As a joke, McGlynn left the water heater in the yard of Lahart's neighbor, Duke Grimes, another elder statesman of the tradition. To get back at McGlynn, Lahart and Grimes decorated the water heater with Christmas lights and placed it in McGlynn's yard as a Christmas gift.

A tradition was born. The decorated water heater has appeared in the yard of a Kingston resident every year since, except in 1999 when they couldn't arrange an annual meeting.

"It started as a joke and it's been something everyone looks forward to," Betty Lahart said. "It's an honor it's here. I'm honored they did it in his memory."

Every person who has gotten the water heater over the 30 years has kept it up and lit through the holidays — though there is some dispute. Some of the newer members have come to believe Kevin Boylan, the second-ever recipient, was never allowed into the clan because his wife kicked the water heater behind their Vaughn Street house the morning it was put up in 1985.

"We had just moved in. I had just decorated the front of the house. The next morning, she goes out to get the newspaper. There was this water heater with a big ugly star at the top," Boylan, a former Kingston restaurant owner, recalled Wednesday. "We were like, 'Are you kidding me?'"

They suspected a disgruntled new neighbor was behind it. But later that day, McGlynn, Grimes and Lahart showed up and told Boylan about the tradition they were trying to start.

"I stood it back up and we let it out there," Boylan said.

Boylan said he hasn't been active for years in the group — allowing the rumor to grow that he said bah humbug to the tradition.

"It's a tradition you can only find in a small town," Boylan said. "It went from surprising people to people starting to call asking if they could get it."
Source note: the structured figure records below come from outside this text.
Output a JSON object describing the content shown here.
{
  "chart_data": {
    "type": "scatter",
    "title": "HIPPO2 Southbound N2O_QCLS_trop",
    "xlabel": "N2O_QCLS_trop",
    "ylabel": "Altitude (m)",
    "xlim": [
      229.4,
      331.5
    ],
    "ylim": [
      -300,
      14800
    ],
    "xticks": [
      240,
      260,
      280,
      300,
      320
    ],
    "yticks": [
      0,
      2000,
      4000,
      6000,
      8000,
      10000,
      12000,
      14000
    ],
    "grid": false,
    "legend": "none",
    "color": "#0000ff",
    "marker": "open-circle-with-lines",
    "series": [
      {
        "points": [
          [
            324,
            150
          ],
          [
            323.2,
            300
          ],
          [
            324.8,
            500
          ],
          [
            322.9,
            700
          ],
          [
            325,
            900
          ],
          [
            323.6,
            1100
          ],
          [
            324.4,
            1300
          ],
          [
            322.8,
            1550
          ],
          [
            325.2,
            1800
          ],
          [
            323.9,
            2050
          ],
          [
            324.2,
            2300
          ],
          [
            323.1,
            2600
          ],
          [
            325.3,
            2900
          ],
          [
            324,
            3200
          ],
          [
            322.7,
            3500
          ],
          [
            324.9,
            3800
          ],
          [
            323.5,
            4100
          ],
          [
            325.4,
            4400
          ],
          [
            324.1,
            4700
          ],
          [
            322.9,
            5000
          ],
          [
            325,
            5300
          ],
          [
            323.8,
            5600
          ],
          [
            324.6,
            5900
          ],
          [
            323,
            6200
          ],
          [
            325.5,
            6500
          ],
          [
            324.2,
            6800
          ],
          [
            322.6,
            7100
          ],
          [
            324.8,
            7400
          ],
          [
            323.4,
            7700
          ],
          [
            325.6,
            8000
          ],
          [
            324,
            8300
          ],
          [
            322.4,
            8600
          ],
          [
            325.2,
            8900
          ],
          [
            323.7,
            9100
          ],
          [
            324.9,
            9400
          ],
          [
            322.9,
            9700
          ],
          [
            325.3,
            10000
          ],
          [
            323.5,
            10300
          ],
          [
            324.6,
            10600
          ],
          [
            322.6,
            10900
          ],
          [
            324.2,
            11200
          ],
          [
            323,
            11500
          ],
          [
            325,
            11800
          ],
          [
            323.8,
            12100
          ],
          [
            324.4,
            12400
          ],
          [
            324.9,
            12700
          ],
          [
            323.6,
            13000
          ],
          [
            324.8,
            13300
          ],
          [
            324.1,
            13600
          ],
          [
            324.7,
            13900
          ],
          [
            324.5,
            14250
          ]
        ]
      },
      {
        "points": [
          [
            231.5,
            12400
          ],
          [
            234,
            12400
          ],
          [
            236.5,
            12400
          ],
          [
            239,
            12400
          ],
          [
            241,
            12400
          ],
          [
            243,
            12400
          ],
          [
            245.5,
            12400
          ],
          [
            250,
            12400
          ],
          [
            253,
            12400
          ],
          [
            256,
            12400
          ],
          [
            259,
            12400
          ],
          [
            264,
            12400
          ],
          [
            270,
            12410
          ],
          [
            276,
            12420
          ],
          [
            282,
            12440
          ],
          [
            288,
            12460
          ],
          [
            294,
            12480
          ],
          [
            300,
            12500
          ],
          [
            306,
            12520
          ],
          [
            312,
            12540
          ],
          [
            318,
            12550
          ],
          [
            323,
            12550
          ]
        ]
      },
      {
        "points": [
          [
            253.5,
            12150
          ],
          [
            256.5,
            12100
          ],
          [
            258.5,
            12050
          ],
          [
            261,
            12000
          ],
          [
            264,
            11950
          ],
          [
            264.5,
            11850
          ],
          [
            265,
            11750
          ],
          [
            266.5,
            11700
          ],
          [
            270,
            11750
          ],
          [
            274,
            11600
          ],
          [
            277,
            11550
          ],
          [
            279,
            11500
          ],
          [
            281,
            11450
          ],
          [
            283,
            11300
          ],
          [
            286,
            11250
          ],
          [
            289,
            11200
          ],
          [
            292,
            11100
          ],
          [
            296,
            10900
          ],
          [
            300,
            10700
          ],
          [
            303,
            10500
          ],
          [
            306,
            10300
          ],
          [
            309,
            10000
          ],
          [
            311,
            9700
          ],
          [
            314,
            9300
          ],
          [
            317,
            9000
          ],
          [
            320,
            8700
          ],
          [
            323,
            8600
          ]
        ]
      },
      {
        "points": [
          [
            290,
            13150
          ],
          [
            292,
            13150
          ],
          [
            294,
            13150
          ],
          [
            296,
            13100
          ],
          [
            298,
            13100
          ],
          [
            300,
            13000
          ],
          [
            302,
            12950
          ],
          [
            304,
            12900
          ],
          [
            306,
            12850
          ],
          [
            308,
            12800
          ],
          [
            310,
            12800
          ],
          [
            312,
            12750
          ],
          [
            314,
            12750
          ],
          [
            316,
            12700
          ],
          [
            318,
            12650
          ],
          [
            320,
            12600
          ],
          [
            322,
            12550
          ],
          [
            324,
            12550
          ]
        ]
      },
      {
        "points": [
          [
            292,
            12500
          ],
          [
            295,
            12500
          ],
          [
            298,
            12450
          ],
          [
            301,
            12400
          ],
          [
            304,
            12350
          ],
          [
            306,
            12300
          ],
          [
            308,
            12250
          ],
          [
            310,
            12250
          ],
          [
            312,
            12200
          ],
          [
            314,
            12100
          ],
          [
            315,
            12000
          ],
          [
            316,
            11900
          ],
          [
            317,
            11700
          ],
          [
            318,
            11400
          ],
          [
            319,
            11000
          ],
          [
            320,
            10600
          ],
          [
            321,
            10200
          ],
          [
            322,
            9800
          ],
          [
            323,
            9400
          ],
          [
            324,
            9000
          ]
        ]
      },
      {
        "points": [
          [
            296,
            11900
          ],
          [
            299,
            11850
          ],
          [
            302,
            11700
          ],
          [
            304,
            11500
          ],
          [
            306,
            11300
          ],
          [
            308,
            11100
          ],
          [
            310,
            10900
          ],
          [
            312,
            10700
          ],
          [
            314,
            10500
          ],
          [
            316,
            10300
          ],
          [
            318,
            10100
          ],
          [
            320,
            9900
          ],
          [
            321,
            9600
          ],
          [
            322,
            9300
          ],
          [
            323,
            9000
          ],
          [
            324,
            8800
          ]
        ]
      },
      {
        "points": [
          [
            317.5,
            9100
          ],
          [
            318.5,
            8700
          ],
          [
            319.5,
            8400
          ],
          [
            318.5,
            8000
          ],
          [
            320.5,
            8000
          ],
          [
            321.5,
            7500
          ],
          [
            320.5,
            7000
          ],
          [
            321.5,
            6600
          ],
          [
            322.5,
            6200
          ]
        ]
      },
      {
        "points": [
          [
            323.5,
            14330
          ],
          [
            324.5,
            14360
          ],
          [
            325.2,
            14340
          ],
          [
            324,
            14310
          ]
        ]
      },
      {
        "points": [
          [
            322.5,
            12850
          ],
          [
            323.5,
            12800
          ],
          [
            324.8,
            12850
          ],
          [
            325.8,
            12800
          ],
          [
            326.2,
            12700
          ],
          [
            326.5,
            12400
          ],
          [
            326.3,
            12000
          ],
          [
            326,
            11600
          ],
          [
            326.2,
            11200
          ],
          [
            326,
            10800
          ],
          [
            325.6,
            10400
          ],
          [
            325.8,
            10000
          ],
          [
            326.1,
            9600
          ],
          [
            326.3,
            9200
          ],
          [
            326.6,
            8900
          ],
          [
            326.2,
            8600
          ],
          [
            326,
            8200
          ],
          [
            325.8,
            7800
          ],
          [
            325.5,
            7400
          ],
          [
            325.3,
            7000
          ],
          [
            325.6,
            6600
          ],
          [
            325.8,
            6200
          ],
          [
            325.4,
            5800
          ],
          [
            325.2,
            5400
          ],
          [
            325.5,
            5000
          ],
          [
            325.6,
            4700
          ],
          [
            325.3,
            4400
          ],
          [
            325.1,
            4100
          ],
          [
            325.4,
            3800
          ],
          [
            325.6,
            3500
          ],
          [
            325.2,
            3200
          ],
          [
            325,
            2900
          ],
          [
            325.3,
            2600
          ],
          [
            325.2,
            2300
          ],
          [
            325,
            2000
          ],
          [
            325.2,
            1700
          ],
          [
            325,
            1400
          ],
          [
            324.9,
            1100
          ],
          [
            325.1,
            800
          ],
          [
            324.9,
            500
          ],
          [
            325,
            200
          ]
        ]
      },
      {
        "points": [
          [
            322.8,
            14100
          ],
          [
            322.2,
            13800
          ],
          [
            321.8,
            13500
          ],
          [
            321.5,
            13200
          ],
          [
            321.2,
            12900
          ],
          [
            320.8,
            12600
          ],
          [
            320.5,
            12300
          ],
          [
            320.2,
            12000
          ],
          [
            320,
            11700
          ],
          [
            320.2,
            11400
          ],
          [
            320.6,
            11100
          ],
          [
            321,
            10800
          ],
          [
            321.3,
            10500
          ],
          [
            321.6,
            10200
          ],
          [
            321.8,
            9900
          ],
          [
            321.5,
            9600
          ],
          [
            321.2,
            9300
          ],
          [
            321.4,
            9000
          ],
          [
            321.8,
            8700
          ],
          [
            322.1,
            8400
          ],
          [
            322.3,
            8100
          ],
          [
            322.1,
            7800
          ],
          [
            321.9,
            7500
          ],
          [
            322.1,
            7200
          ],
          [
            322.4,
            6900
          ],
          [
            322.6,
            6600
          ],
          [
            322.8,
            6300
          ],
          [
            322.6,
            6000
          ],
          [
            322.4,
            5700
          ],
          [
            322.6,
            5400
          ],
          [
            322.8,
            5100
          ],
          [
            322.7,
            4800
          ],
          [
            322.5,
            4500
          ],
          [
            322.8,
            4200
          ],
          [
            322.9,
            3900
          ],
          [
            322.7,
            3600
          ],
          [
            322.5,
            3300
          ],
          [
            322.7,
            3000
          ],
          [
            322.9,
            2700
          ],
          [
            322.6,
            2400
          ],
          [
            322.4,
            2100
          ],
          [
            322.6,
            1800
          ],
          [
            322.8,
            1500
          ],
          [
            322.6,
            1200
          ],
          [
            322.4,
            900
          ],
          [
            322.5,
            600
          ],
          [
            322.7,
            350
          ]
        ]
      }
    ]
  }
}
As the newest member of the group, Betty Lahart and some other newbies will have to do the work of carrying the water heater to its new location next year while the veterans gather around, watch and spring into a Christmas song when the recipient answers.
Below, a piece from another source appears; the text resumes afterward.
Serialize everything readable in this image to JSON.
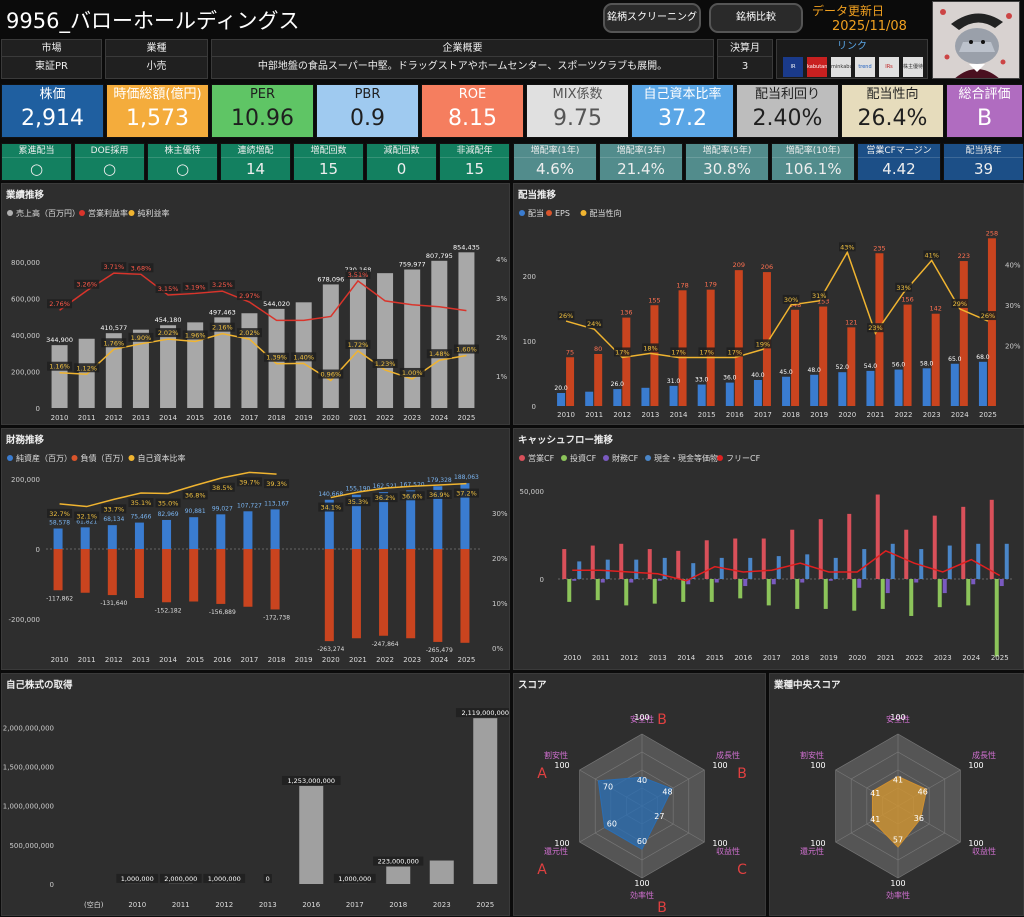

"They do the dirty work. It's their turn," said Jack Coslett, who worked with Lahart for the Kingston public works department and was the one who knocked on Betty Lahart's door Tuesday night.
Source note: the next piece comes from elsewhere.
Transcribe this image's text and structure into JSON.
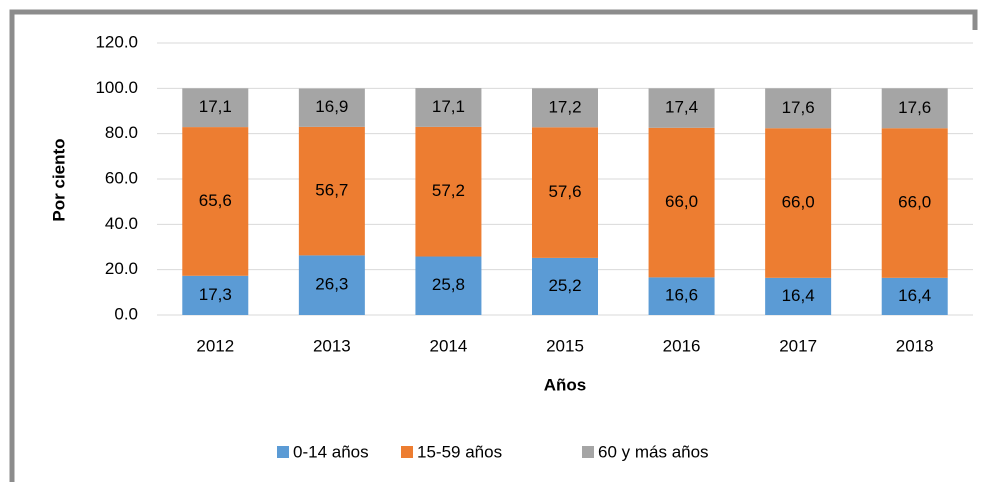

Earlier Tuesday, the group gathered at Dugan's Pub in Luzerne for their annual meeting to decide on the recipient. Normally, they choose a nominee by secret ballot — writing names on a piece of paper and putting them in a hat. They then tally votes, eliminate names, and do the process over several more times until a winner is selected.

On Tuesday, it was unanimous: the founding father of the Kingston water heater tradition should get the old rust bucket, which had to be replaced by newer models several times over the years.

"I didn't know he never got it — and he was one of the originators," Coslett said. "It's a lot of fun. It's a great tradition. There's no ifs, ands or buts about it. We want to keep it going for another 30 years."

If this group seems like a secret society, in some ways it is. Asked to reveal what happens to the water heater between holiday seasons, Coslett wouldn't budge.

"I can't tell you," he said with a chuckle.